While the pandemic has wrought havoc in much of the performing arts world, it’s brought unexpectedly sweet music to the ears of Japanese musicologist Masami Takeuchi. Takeuchi is a teacher and inventor of something called the matryomin — a version of the exotic instrument played without physical contact, the theremin, which he adapted and downsized to fit inside a Russian nested doll. 

Theremin, which produce the eerie, quavery sound used in B-grade horror movies, the Beach Boys’ 1967 hit Good Vibrations and the Star Trek theme music, are played by hovering the hands near antennas to alter pitch and volume. (Matryomin have just one antenna for pitch control and are played single-handed.)

“It’s an extremely sensitive instrument,” Takeuchi told CBS News from his home about 100 miles southwest of Tokyo. “Moving the hand by just one millimeter changes the sound.”

Tribute to Beethoven and Theremin : ”For Elise – KISS MY EYES” by Matryomin ensemble “Mable and Da” by mandarinelectron on YouTube

Forced to cancel in-person ensemble classes as an anti-coronavirus measure, Takeuchi instead had his 26 students plug their instruments into smartphones and hit record.

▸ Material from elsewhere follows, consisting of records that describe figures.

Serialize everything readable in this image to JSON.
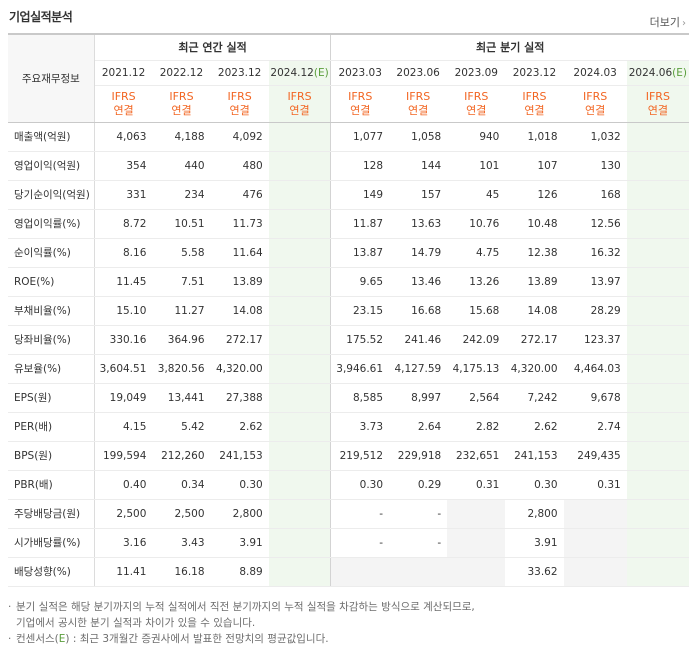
{
  "header": {
    "title": "기업실적분석",
    "more_label": "더보기",
    "row_label_head": "주요재무정보",
    "annual_group": "최근 연간 실적",
    "quarter_group": "최근 분기 실적",
    "ifrs_top": "IFRS",
    "ifrs_bottom": "연결"
  },
  "periods": {
    "annual": [
      "2021.12",
      "2022.12",
      "2023.12",
      "2024.12(E)"
    ],
    "quarter": [
      "2023.03",
      "2023.06",
      "2023.09",
      "2023.12",
      "2024.03",
      "2024.06(E)"
    ]
  },
  "rows": [
    {
      "label": "매출액(억원)",
      "annual": [
        "4,063",
        "4,188",
        "4,092",
        ""
      ],
      "quarter": [
        "1,077",
        "1,058",
        "940",
        "1,018",
        "1,032",
        ""
      ]
    },
    {
      "label": "영업이익(억원)",
      "annual": [
        "354",
        "440",
        "480",
        ""
      ],
      "quarter": [
        "128",
        "144",
        "101",
        "107",
        "130",
        ""
      ]
    },
    {
      "label": "당기순이익(억원)",
      "annual": [
        "331",
        "234",
        "476",
        ""
      ],
      "quarter": [
        "149",
        "157",
        "45",
        "126",
        "168",
        ""
      ]
    },
    {
      "label": "영업이익률(%)",
      "annual": [
        "8.72",
        "10.51",
        "11.73",
        ""
      ],
      "quarter": [
        "11.87",
        "13.63",
        "10.76",
        "10.48",
        "12.56",
        ""
      ]
    },
    {
      "label": "순이익률(%)",
      "annual": [
        "8.16",
        "5.58",
        "11.64",
        ""
      ],
      "quarter": [
        "13.87",
        "14.79",
        "4.75",
        "12.38",
        "16.32",
        ""
      ]
    },
    {
      "label": "ROE(%)",
      "annual": [
        "11.45",
        "7.51",
        "13.89",
        ""
      ],
      "quarter": [
        "9.65",
        "13.46",
        "13.26",
        "13.89",
        "13.97",
        ""
      ]
    },
    {
      "label": "부채비율(%)",
      "annual": [
        "15.10",
        "11.27",
        "14.08",
        ""
      ],
      "quarter": [
        "23.15",
        "16.68",
        "15.68",
        "14.08",
        "28.29",
        ""
      ]
    },
    {
      "label": "당좌비율(%)",
      "annual": [
        "330.16",
        "364.96",
        "272.17",
        ""
      ],
      "quarter": [
        "175.52",
        "241.46",
        "242.09",
        "272.17",
        "123.37",
        ""
      ]
    },
    {
      "label": "유보율(%)",
      "annual": [
        "3,604.51",
        "3,820.56",
        "4,320.00",
        ""
      ],
      "quarter": [
        "3,946.61",
        "4,127.59",
        "4,175.13",
        "4,320.00",
        "4,464.03",
        ""
      ]
    },
    {
      "label": "EPS(원)",
      "annual": [
        "19,049",
        "13,441",
        "27,388",
        ""
      ],
      "quarter": [
        "8,585",
        "8,997",
        "2,564",
        "7,242",
        "9,678",
        ""
      ]
    },
    {
      "label": "PER(배)",
      "annual": [
        "4.15",
        "5.42",
        "2.62",
        ""
      ],
      "quarter": [
        "3.73",
        "2.64",
        "2.82",
        "2.62",
        "2.74",
        ""
      ]
    },
    {
      "label": "BPS(원)",
      "annual": [
        "199,594",
        "212,260",
        "241,153",
        ""
      ],
      "quarter": [
        "219,512",
        "229,918",
        "232,651",
        "241,153",
        "249,435",
        ""
      ]
    },
    {
      "label": "PBR(배)",
      "annual": [
        "0.40",
        "0.34",
        "0.30",
        ""
      ],
      "quarter": [
        "0.30",
        "0.29",
        "0.31",
        "0.30",
        "0.31",
        ""
      ]
    },
    {
      "label": "주당배당금(원)",
      "annual": [
        "2,500",
        "2,500",
        "2,800",
        ""
      ],
      "quarter": [
        "-",
        "-",
        "",
        "2,800",
        "",
        ""
      ]
    },
    {
      "label": "시가배당률(%)",
      "annual": [
        "3.16",
        "3.43",
        "3.91",
        ""
      ],
      "quarter": [
        "-",
        "-",
        "",
        "3.91",
        "",
        ""
      ]
    },
    {
      "label": "배당성향(%)",
      "annual": [
        "11.41",
        "16.18",
        "8.89",
        ""
      ],
      "quarter": [
        "",
        "",
        "",
        "33.62",
        "",
        ""
      ]
    }
  ],
  "notes": [
    "분기 실적은 해당 분기까지의 누적 실적에서 직전 분기까지의 누적 실적을 차감하는 방식으로 계산되므로,",
    "기업에서 공시한 분기 실적과 차이가 있을 수 있습니다.",
    "컨센서스(",
    "E",
    ") : 최근 3개월간 증권사에서 발표한 전망치의 평균값입니다."
  ]
}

The result was a revelation. 

“With regular group lessons, you can’t discern individual sounds very well,” he said. “But being able to hear each person separately, I could tell if her pitch was a bit rough, or the articulation was off. So going online allowed me to get really granular with my instruction.”

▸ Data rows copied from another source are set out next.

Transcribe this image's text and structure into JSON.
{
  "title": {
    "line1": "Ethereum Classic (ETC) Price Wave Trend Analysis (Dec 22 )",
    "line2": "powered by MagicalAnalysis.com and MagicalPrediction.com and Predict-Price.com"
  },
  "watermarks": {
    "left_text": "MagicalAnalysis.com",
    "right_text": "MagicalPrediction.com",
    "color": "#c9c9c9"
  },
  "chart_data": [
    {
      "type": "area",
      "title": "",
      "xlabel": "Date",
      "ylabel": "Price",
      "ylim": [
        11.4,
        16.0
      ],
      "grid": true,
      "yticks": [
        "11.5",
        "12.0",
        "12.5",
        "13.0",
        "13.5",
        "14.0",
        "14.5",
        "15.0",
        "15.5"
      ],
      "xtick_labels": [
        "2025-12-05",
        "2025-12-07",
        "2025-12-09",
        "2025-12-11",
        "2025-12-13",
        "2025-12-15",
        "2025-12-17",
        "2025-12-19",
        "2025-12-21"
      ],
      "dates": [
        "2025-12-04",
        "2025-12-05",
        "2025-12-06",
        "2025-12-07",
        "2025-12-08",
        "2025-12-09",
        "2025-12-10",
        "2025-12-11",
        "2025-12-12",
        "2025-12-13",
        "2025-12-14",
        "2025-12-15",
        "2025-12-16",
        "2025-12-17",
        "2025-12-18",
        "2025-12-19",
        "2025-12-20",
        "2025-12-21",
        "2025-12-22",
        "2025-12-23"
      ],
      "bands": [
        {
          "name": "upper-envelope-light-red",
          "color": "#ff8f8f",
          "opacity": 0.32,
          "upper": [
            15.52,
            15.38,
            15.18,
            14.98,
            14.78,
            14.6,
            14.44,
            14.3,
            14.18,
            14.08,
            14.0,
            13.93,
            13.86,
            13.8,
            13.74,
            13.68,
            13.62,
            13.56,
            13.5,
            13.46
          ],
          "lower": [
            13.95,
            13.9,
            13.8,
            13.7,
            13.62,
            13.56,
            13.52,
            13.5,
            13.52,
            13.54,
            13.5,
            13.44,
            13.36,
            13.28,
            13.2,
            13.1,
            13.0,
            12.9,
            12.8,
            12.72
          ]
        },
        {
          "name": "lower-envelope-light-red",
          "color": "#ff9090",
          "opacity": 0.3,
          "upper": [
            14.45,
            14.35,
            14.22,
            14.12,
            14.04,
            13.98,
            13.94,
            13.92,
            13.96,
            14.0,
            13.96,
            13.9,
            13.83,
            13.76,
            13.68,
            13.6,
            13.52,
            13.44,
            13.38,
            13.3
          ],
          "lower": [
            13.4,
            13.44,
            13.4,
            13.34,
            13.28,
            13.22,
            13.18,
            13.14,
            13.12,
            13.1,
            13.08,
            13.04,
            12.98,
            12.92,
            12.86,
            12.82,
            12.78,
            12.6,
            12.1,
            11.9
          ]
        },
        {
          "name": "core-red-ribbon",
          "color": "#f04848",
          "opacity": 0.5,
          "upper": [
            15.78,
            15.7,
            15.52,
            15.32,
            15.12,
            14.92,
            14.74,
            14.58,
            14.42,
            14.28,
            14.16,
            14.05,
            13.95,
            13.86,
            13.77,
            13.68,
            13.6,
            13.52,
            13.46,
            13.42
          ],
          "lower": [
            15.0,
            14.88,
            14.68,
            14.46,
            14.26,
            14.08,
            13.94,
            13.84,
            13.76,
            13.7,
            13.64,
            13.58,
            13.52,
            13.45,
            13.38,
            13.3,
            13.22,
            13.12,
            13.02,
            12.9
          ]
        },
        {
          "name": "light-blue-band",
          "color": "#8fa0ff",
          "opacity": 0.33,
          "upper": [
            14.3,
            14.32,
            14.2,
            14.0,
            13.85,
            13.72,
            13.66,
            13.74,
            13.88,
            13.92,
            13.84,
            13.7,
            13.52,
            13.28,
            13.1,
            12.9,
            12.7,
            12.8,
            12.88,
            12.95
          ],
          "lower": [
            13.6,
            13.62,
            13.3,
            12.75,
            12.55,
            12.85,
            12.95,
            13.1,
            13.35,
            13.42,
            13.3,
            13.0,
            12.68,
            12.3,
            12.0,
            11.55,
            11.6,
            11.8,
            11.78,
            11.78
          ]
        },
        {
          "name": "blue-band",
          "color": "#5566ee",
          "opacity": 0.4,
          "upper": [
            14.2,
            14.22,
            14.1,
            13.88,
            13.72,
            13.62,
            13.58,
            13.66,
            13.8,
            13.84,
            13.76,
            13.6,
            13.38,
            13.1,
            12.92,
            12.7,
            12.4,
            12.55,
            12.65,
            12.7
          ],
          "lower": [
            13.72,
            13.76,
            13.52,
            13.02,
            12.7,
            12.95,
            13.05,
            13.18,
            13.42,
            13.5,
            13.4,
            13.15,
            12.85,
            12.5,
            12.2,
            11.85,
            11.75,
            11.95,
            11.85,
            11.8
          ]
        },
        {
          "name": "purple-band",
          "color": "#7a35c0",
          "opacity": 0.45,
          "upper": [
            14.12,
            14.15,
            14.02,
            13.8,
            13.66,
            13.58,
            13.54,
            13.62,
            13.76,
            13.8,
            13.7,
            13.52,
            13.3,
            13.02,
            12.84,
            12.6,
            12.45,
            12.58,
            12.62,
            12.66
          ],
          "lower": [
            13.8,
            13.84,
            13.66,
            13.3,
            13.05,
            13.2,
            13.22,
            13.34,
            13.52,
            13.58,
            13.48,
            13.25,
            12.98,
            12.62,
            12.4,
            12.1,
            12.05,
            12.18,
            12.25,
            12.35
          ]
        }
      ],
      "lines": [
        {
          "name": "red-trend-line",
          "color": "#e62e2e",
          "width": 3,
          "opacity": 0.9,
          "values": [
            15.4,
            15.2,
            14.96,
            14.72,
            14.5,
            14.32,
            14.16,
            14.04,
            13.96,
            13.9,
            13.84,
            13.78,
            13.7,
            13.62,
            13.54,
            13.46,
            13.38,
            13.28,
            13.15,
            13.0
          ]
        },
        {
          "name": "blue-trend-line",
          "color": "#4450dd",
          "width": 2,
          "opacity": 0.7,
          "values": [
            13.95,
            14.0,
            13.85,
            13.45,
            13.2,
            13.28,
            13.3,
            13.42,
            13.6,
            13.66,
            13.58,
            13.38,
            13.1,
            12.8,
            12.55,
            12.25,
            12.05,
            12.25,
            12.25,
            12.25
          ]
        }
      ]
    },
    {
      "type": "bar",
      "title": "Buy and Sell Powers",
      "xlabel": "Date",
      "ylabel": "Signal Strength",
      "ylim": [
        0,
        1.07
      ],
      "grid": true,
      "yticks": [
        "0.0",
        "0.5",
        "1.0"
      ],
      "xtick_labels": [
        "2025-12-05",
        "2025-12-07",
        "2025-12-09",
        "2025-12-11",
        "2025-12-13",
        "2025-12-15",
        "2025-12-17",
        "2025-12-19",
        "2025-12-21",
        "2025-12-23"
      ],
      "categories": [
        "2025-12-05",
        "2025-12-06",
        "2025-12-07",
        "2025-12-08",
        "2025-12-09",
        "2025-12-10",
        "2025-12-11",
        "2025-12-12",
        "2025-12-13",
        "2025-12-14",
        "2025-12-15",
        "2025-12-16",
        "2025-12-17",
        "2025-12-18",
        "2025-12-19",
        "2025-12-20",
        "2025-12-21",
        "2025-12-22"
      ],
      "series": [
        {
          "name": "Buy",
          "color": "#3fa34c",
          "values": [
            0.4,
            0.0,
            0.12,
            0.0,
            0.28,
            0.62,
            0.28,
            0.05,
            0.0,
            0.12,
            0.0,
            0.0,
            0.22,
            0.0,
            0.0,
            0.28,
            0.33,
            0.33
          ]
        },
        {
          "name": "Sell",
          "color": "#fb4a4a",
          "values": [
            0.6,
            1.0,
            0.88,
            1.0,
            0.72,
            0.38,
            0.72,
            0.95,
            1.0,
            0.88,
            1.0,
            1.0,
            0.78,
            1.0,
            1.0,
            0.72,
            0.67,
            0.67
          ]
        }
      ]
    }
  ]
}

Once the students had perfected their technique, he combined the 26 sound files, ran the mix through an amp and played it through speakers to re-record it with a regular microphone, to approximate a live performance. In decades of teaching, it was one of the cleanest student performances he’d ever heard. 

theremin-matryomin-japan.jpg
Members of the Japanese matryomin ensemble Mable and Da perform a virtual concert rendition of Beethoven’s Für Elise to mark the 100th anniversary of the theremin instrument, and the 250th anniversary of Beethoven’s birth, in a YouTube video produced and posted by Japanese musicologist Masami Takeuchi.  YouTube/Masami Takeuchi

“When theremin musicians perform in a group, extraneous noise is always a problem,” he explained, noting that the radio frequency oscillators of individual theremins have a bad habit of creating noise interference. “For the first time, we had a nice, clear concert. It reminded me of a human chorus.”

He uploaded the result — his students, all female, sporting Russian fur hats, wearing sober expressions as they appear to cast spells over their Russian matryoshka dolls to play a rendition of Beethoven’s Fur Elise — to mark both the theremin’s 100th birthday, and Beethoven’s 250th. (Watch, and listen, above.)

“Japan is an outlier in having so many women theremin musicians,” Takeuchi said. “Japan takes a lot of heat for gender discrimination, but in the theremin world, women dominate. They have more guts.”